David Robert Mitchell : (rires) Mais non, je n’ai jamais traité personne d’idiot, au contraire j’aime l’idée que les gens puissent avoir plusieurs façons de lire ou d’interpréter mes films. C’était d’ailleurs la base d’Under the Silver Lake que de pouvoir offrir aux spectateurs un certain nombre de pistes, et si possible au sein d’une même scène ou d’un même concept. Le projet repose sur ce personnage qui cherche des réponses, et comment il va être amené à chercher jusqu’à des endroits où il n’y en a pas. Je ne voulais pas d’un jeu de pistes où le spectateur peut se contenter d’être passif : il doit chercher aussi et, à sa façon, aider Sam.
La première chose qui saute aux yeux dès lors qu’on suit ton personnage est le monde étrange dans lequel il évolue. Cette représentation que tu fais de Los Angeles, est-ce que c’est plutôt la ville dont tu rêves ou au contraire la somme de toutes tes peurs ?
C’est une version plutôt cauchemardesque de Los Angeles. C’est pourtant une ville que j’aime énormément mais c’est aussi, comme toutes les villes d’ailleurs, un lieu pour lequel j’ai une part de mépris. Le film exagère ce sentiment complexe en même temps qu’il montre ce qu’il y a de plus beau sur place. Je reste convaincu que la vraie Los Angeles est meilleure que celle que j’ai montrée dans mon film !
Je ne vais pas te demander de lister toutes les références culturelles présentes dans ton film...
Je ne pourrais pas le faire, il y en a trop !
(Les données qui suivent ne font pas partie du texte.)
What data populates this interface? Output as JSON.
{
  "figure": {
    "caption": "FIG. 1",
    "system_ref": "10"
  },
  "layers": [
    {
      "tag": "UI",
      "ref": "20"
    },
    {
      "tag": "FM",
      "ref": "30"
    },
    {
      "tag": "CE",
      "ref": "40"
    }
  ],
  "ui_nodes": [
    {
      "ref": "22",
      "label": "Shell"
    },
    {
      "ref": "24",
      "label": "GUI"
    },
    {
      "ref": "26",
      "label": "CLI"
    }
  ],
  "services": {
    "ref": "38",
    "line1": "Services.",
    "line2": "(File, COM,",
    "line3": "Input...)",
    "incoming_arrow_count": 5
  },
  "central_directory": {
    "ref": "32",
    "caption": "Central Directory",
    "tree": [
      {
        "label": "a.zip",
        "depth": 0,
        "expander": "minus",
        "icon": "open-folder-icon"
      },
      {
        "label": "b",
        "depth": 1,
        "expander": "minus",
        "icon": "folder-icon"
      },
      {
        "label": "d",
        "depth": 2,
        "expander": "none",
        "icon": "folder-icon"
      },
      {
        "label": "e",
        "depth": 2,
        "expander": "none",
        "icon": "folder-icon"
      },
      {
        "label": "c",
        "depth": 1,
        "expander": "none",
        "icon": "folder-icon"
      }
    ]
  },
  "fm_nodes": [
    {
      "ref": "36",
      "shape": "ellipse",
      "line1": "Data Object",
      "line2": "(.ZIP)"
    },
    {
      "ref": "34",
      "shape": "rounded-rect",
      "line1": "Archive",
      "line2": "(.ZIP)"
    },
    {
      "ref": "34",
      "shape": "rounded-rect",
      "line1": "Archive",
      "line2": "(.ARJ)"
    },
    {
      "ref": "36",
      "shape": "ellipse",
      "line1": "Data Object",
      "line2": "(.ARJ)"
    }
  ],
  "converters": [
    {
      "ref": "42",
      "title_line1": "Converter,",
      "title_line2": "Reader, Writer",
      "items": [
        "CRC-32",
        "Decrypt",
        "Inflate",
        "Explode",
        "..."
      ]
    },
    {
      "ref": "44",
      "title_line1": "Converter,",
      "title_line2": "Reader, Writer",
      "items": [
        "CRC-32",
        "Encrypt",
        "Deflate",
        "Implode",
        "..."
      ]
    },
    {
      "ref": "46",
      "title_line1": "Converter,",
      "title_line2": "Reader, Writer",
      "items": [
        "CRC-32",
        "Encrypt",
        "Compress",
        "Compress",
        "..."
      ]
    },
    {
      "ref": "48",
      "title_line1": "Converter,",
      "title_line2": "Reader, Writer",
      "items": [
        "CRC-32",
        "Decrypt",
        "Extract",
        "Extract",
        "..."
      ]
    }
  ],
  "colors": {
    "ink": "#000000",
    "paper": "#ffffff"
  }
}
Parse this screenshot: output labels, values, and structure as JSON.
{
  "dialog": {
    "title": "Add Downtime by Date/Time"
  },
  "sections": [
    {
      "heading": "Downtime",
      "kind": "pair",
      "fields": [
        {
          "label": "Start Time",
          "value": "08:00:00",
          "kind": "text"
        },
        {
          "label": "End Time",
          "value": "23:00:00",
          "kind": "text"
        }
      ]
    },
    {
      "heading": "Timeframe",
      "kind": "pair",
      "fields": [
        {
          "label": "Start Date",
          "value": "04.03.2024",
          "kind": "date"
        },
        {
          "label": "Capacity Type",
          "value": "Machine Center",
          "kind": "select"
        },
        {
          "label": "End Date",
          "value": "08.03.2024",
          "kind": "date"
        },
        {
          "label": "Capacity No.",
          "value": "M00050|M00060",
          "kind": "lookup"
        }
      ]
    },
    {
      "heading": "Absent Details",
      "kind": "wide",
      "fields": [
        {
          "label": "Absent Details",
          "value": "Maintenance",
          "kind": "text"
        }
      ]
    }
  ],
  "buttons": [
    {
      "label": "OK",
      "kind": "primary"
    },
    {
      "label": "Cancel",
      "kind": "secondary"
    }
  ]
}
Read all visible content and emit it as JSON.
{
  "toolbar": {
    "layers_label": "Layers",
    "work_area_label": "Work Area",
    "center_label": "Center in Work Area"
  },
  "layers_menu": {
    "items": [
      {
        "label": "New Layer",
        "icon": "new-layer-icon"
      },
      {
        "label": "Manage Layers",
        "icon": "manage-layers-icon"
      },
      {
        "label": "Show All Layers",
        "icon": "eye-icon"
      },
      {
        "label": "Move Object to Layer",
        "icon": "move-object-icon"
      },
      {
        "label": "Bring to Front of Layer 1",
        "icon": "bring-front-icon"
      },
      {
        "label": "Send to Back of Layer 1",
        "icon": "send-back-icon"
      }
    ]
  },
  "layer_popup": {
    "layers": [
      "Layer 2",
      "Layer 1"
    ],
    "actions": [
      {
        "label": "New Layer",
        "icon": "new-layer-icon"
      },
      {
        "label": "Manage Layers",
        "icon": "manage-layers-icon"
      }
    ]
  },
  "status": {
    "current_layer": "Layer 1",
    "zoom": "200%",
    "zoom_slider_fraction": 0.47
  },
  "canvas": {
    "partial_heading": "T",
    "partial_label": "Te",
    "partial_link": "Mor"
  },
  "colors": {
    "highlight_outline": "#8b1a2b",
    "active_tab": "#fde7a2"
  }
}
Je m’en doutais. Mais, parmi toutes celles que l’on peut voir, y en a-t-il qui ont été le véritable déclencheur pour te lancer dans un pareil projet de film somme ? Et ce regard perturbé que tu poses sur la culture populaire, est-ce que tu ne crains pas que ce soit le même que les spectateurs aient sur ton travail qui finit par s’y assimiler ?
Le point de départ vient évidement de mon amour pour la pop culture de façon générale, mais surtout pas dans l’inspiration que m’aurait donné un, ni même plusieurs, éléments en particulier. Le scénario d’Under The Silver Lake puise surtout ses racines dans la peur que j’ai pour toutes ces choses dont je ne sais jamais si elles vont m’aider ou être un obstacle dans mon propre parcours. La question qui me hante et que j’ai voulu exprimer dans ce film, c’est de savoir s’il peut y avoir de la beauté et de la lumière, au sens philosophique, dans des objets commerciaux, dont le but n’est que de générer de la richesse. Mon projet était de poser la question de la confiance que l’on peut en avoir pour « art de masse », et pas de le sacraliser en lui rendant hommage. Évidemment, ce que je crée finit par se retrouver au cœur même de ce conflit qui m’obsède mais, encore une fois, je ne veux pas m’exprimer sur l’interprétation que les gens feront de mes films.
- Copyright Le Pacte
La question que mes collègues m’ont le plus demandé de te poser c’est « qui est le tueur de chien ? »...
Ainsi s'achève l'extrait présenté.